One of the most unifying aspects of their life is their faith: "Faith plays a central part in our existence," Dennis said. "It is truly in God that we live, move, and have my being. Being able to marry each other and having it publicly and legally acknowledge will bring about a sense for wholeness for the both of us."
Today, two years to the day of Amendment One passing, Dennis and Clifton will request a marriage license with the Campaign for Southern Equality right where they live, in Wake County.
"Participating in this movement throughout this process has strengthened our voice and our point of view in this community," Dennis said.
Tiffany Maddux & Carlie Fink-Maddux
Earlier this week, on May 4, Tiffany and Carlie celebrated the first anniversary of their commitment ceremony in Chapel Hill, NC - the day when they stood before their family members and friends, declared their love for each other, and promised their commitment to building a family.
Shortly after their commitment ceremony, they received a marriage license in New York.
"Returning back to North Carolina knowing our marriage license was insignificant in NC was heartbreaking," Tiffany said. "But we choose to believe and act the way it should be: equal. We choose to believe and act as equal recognized citizens in North Carolina."

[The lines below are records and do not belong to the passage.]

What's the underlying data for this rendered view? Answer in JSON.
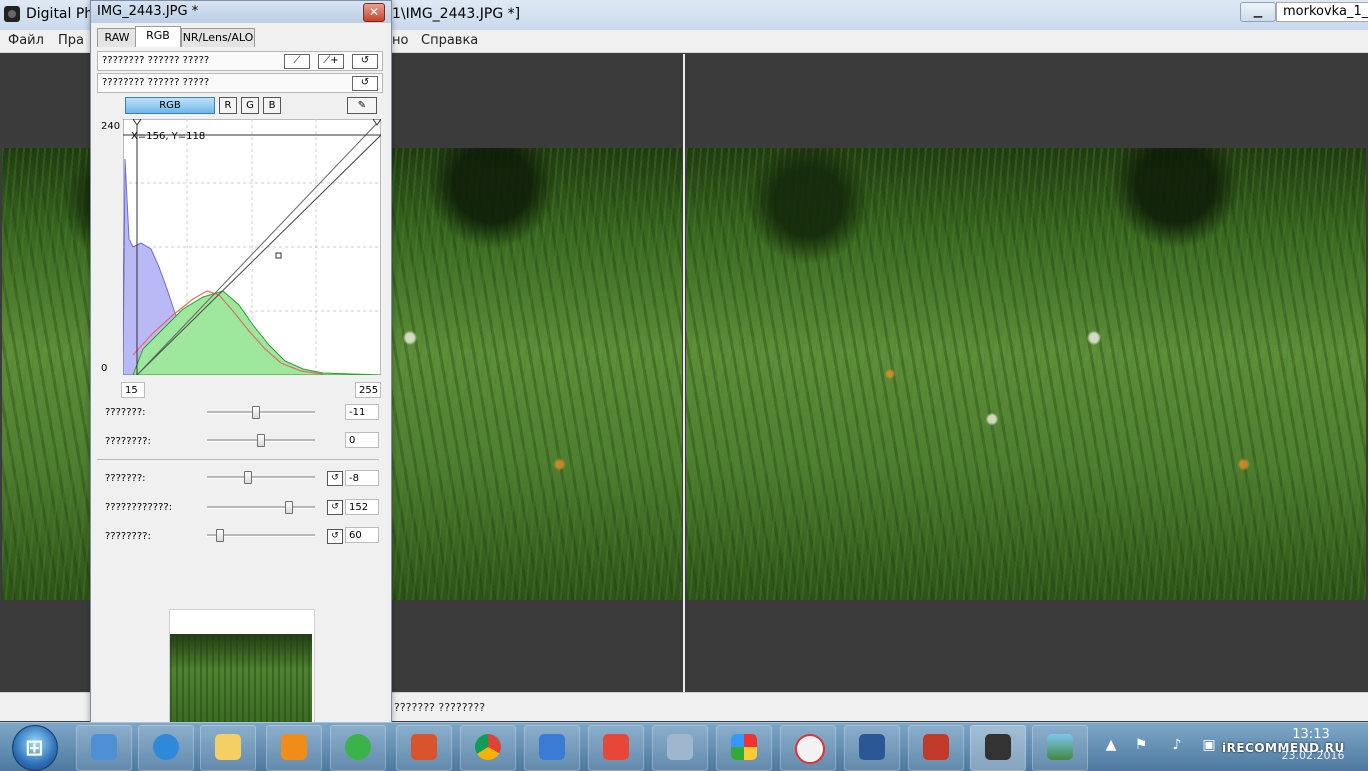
{
  "main_window": {
    "app_title": "Digital Ph",
    "doc_title": "1\\IMG_2443.JPG *]",
    "user": "morkovka_1_"
  },
  "menu": {
    "items": [
      "Файл",
      "Пра",
      "но",
      "Справка"
    ]
  },
  "palette": {
    "title": "IMG_2443.JPG *",
    "close_glyph": "✕",
    "tabs": [
      {
        "label": "RAW",
        "active": false
      },
      {
        "label": "RGB",
        "active": true
      },
      {
        "label": "NR/Lens/ALO",
        "active": false
      }
    ],
    "row1_label": "???????? ?????? ?????",
    "row2_label": "???????? ?????? ?????",
    "channels": {
      "rgb": "RGB",
      "r": "R",
      "g": "G",
      "b": "B"
    },
    "histogram": {
      "axis_max": "240",
      "axis_min": "0",
      "readout": "X=156, Y=118",
      "input_low": "15",
      "input_high": "255"
    },
    "sliders": [
      {
        "label": "???????:",
        "value": "-11",
        "position": 0.45,
        "reset": false
      },
      {
        "label": "????????:",
        "value": "0",
        "position": 0.5,
        "reset": false
      },
      {
        "label": "???????:",
        "value": "-8",
        "position": 0.38,
        "reset": true
      },
      {
        "label": "????????????:",
        "value": "152",
        "position": 0.76,
        "reset": true
      },
      {
        "label": "????????:",
        "value": "60",
        "position": 0.12,
        "reset": true
      }
    ]
  },
  "statusbar": {
    "text": "??????? ????????"
  },
  "taskbar": {
    "clock_time": "13:13",
    "clock_date": "23.02.2016",
    "watermark": "iRECOMMEND.RU"
  },
  "colors": {
    "accent": "#6db7ea",
    "hist_blue": "#b9b9f5",
    "hist_green": "#9ee89e",
    "hist_red": "#e26a6a"
  }
}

Last year, around the anniversary of Amendment One passing, Carlie and Tiffany were celebrating their commitment with their loved ones, and they couldn't help but reflect on the previous year, when the anti-marriage amendment passed in their state.

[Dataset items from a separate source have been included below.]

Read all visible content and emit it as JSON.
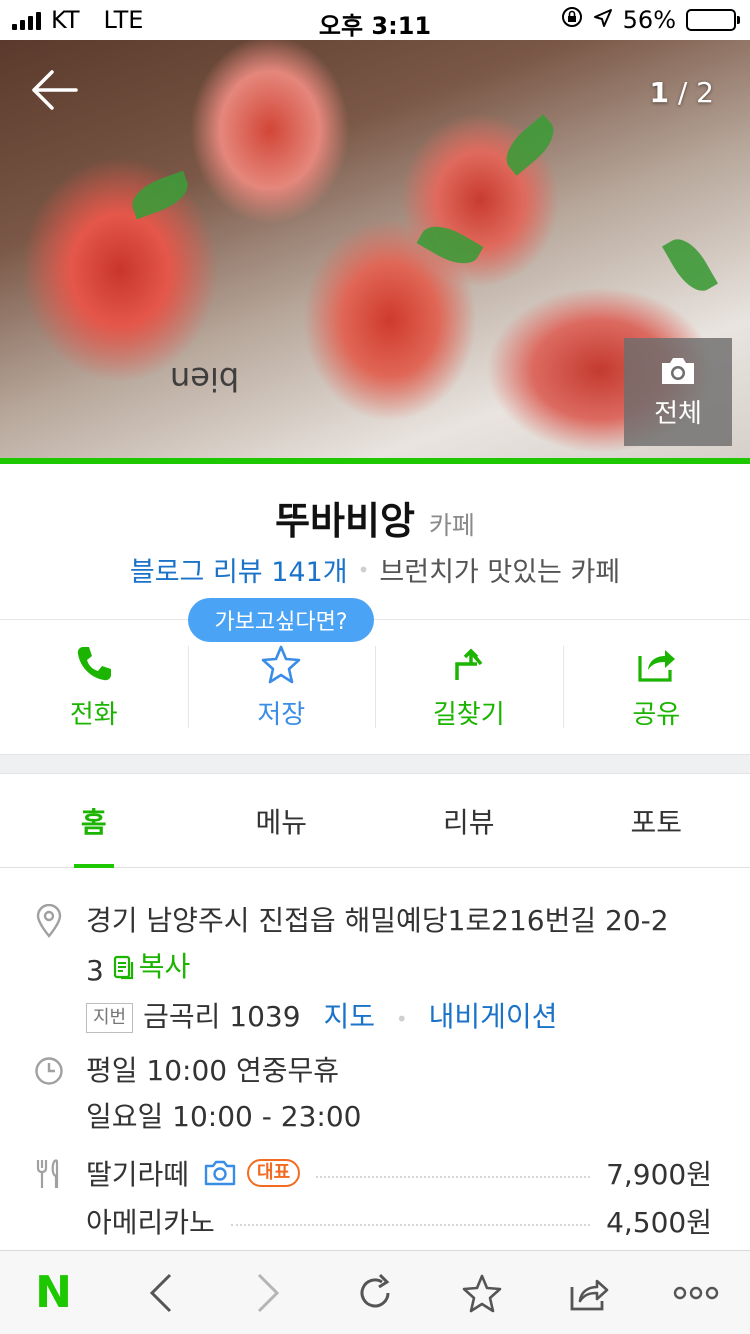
{
  "status_bar": {
    "carrier": "KT",
    "network": "LTE",
    "time": "오후 3:11",
    "battery": "56%",
    "battery_level": 0.56
  },
  "hero": {
    "counter_current": "1",
    "counter_sep": " / ",
    "counter_total": "2",
    "all_photos_label": "전체",
    "photo_text": "bien"
  },
  "place": {
    "name": "뚜바비앙",
    "category": "카페",
    "review_link": "블로그 리뷰 141개",
    "description": "브런치가 맛있는 카페"
  },
  "tooltip": "가보고싶다면?",
  "actions": [
    {
      "label": "전화",
      "icon": "phone-icon"
    },
    {
      "label": "저장",
      "icon": "star-icon"
    },
    {
      "label": "길찾기",
      "icon": "directions-icon"
    },
    {
      "label": "공유",
      "icon": "share-icon"
    }
  ],
  "tabs": [
    {
      "label": "홈",
      "active": true
    },
    {
      "label": "메뉴",
      "active": false
    },
    {
      "label": "리뷰",
      "active": false
    },
    {
      "label": "포토",
      "active": false
    }
  ],
  "info": {
    "address_line1": "경기 남양주시 진접읍 해밀예당1로216번길 20-2",
    "address_line2": "3",
    "copy_label": "복사",
    "jibeon_badge": "지번",
    "jibeon_address": "금곡리 1039",
    "map_link": "지도",
    "navigation_link": "내비게이션",
    "hours_line1": "평일 10:00 연중무휴",
    "hours_line2": "일요일 10:00 - 23:00",
    "menu": [
      {
        "name": "딸기라떼",
        "price": "7,900원",
        "has_photo": true,
        "badge": "대표"
      },
      {
        "name": "아메리카노",
        "price": "4,500원",
        "has_photo": false,
        "badge": ""
      }
    ]
  },
  "toolbar": {
    "logo": "N",
    "items": [
      "back-icon",
      "forward-icon",
      "reload-icon",
      "bookmark-icon",
      "share-icon",
      "more-icon"
    ]
  },
  "colors": {
    "naver_green": "#1ec800",
    "link_blue": "#1a73c8",
    "tooltip_blue": "#4aa3f5",
    "badge_orange": "#f36b21"
  }
}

"Being able to vote against Amendment One was extremely gratifying," Carlie said. "And even though the amendment passed, it opened up the door for more individuals to gain knowledge about the lives of same-sex couples. We both worked with a great deal of people who were pro-Amendment One, and during that campaign, we helped to educate our coworkers on how it would hurt our family. We lived our lives as an example, and we were able to change the hearts and minds of some of our fellow colleagues, which was rewarding."
With today's action, they're continuing to raise their voices against Amendment One - they are recording that marriage license in their home state of North Carolina and telling their state, undeniably, that they are married and waiting for the day where they are granted the respect they need.

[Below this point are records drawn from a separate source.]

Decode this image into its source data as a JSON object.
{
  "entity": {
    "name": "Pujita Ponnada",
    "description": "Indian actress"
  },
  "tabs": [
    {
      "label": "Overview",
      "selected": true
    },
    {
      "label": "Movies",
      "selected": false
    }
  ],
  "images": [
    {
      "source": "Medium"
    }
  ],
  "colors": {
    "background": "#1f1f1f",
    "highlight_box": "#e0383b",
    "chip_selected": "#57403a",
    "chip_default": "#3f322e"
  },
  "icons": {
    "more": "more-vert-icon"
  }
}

"Being able to be a part of the We Do action gives us courage," they said. "We hope we will be the stone that takes the first skip across the water in hopes of creating a ripple effect in our community."
Doug Jones & Sandy Ceppos
When Doug and Sandy met for the first time in 2001, they quickly formed an important friendship, supporting each other through tough personal times - including coming out as gay for the first time.
"One of the first things he did was invite me to church," Sandy said. "That really impressed me, because my faith has always been a defining part of who I am. Doug's friendship was crucial to my journey of facing the new world of being gay - and I really admired his values and his mentoring."
After about six months of friendship, both men sensed that their relationship had become more than that - and by the end of 2001, they were living together and ready to commit their lives to each other.
They married in Bethesda, Maryland at a United Church of Christ church, saying "I do" to each other alongside another couple, close friends of theirs, and before their minister.
"Coming back to North Carolina after the wedding was a rude dose of reality recognizing that nothing had really changed, according to our state," Sandy said. "Oddly enough, filing our federal tax returns as a married couple was our first real experience of being legally married in North Carolina."
"It's important for us to stand up and be recognized as a married gay couple living in North Carolina - not just for ourselves, but for future generations," he continued. "Taking the public action on May 8 gives us the opportunity to place our relationship into the public record. And although the action won't change our marital status in the eyes of the state, it will force others to recognize our marriage - to acknowledge that we are here."